Time-asymptotic stability of composite waves of degenerate Oleinik shock and rarefaction for non-convex conservation laws with Cattaneo's law
Yuxi Hu, Ran Song
TL;DR
The paper proves the time-asymptotic stability of a composite wave formed by a degenerate Oleinik shock and a rarefaction for a 1D non-convex conservation law with Cattaneo's law. It constructs the composite wave using a degenerate viscous Oleinik shock and a smooth approximate rarefaction, then analyzes perturbations via a time-dependent shift and a weight function within a relative entropy framework. By establishing a sequence of a priori estimates—$L^2$ relative-entropy, high-order $H^2$, and dissipative bounds—the authors close the energy method under small shock strength and perturbations, showing global existence and convergence to the composite wave with the shift rate vanishing at infinity.

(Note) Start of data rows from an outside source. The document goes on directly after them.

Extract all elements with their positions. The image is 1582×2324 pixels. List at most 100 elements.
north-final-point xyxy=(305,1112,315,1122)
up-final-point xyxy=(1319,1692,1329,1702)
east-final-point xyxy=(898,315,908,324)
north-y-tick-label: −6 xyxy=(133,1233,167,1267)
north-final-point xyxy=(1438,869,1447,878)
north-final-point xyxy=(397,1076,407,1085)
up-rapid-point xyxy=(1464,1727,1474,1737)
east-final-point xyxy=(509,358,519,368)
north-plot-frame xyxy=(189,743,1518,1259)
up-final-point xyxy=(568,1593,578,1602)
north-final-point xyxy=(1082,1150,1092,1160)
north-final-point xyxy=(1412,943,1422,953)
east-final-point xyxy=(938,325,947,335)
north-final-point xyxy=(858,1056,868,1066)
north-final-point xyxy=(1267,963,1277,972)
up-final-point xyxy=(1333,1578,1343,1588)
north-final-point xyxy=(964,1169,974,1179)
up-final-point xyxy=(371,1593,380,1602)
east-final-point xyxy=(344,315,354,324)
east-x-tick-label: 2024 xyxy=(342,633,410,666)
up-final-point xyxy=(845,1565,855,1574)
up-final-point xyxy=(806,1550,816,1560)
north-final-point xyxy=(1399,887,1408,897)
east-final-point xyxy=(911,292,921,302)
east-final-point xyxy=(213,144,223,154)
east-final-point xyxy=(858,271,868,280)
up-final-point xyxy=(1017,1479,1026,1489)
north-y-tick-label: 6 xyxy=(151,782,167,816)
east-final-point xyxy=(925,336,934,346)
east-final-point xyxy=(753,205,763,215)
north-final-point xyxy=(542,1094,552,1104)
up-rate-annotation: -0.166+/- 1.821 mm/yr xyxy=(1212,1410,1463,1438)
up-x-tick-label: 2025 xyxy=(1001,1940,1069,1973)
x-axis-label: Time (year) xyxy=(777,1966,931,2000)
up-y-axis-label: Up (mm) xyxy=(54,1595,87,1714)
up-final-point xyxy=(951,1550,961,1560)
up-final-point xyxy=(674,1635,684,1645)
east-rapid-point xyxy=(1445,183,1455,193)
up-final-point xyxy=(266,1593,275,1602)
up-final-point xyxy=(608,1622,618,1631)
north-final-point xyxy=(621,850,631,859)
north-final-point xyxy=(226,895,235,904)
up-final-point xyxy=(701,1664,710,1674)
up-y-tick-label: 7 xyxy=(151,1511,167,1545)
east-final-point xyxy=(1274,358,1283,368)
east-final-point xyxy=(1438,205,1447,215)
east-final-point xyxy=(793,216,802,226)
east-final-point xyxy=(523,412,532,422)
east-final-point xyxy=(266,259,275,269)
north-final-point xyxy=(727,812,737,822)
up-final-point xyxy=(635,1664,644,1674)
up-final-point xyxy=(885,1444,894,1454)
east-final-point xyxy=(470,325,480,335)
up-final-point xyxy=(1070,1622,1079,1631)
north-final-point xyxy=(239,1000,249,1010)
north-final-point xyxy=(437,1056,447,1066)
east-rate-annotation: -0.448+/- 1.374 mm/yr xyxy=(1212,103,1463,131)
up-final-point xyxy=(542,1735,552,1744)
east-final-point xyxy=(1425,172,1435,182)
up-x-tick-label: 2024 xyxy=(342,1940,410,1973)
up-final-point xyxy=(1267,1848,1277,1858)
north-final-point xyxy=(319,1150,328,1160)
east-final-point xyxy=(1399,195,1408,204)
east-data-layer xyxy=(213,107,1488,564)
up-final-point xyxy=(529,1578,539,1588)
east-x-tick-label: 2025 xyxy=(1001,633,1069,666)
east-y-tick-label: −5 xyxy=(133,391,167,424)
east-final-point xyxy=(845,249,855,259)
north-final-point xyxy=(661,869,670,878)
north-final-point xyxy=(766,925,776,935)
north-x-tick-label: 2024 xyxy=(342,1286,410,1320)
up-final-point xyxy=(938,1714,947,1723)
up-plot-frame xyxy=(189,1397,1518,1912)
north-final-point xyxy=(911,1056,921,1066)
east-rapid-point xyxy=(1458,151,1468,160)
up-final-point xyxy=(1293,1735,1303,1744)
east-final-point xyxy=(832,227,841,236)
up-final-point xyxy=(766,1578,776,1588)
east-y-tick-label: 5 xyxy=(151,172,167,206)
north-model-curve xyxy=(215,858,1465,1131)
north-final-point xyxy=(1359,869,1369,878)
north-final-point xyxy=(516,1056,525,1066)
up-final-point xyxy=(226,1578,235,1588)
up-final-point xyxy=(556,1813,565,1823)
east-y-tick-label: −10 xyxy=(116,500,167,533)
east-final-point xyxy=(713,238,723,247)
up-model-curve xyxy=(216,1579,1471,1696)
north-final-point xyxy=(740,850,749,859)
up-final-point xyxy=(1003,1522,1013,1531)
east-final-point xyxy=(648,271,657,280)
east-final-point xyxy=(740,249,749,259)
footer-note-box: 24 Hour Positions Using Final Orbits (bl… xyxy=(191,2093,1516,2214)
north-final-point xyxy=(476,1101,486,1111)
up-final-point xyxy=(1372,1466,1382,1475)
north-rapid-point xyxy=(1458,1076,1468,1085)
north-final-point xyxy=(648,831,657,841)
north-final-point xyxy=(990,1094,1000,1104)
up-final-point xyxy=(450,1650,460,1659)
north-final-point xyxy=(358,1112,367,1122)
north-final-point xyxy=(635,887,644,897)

This work extends stability results to relaxed hyperbolic systems with non-convex flux, illustrating how a combination of Oleinik entropy, a-contraction with time-dependent shifts, and weighted energy methods can control complex wave interactions. The findings have implications for understanding long-time behavior in non-convex conservation laws with finite-speed heat conduction and contribute to the theory of composite wave stability in relaxed models.
Abstract
This paper examines the large-time behavior of solutions to a one-dimensional conservation law featuring a non-convex flux and an artificial heat flux term regulated by Cattaneo's law, forming a 2$\times$2 system of hyperbolic equations. Under the conditions of small wave strength and sufficiently small initial perturbations, we demonstrate the time-asymptotic stability of a composite wave that combines a degenerate Oleinik shock and a rarefaction wave. The proof utilizes the Oleinik entropy condition, the a-contraction method with time-dependent shifts, and weighted energy estimates.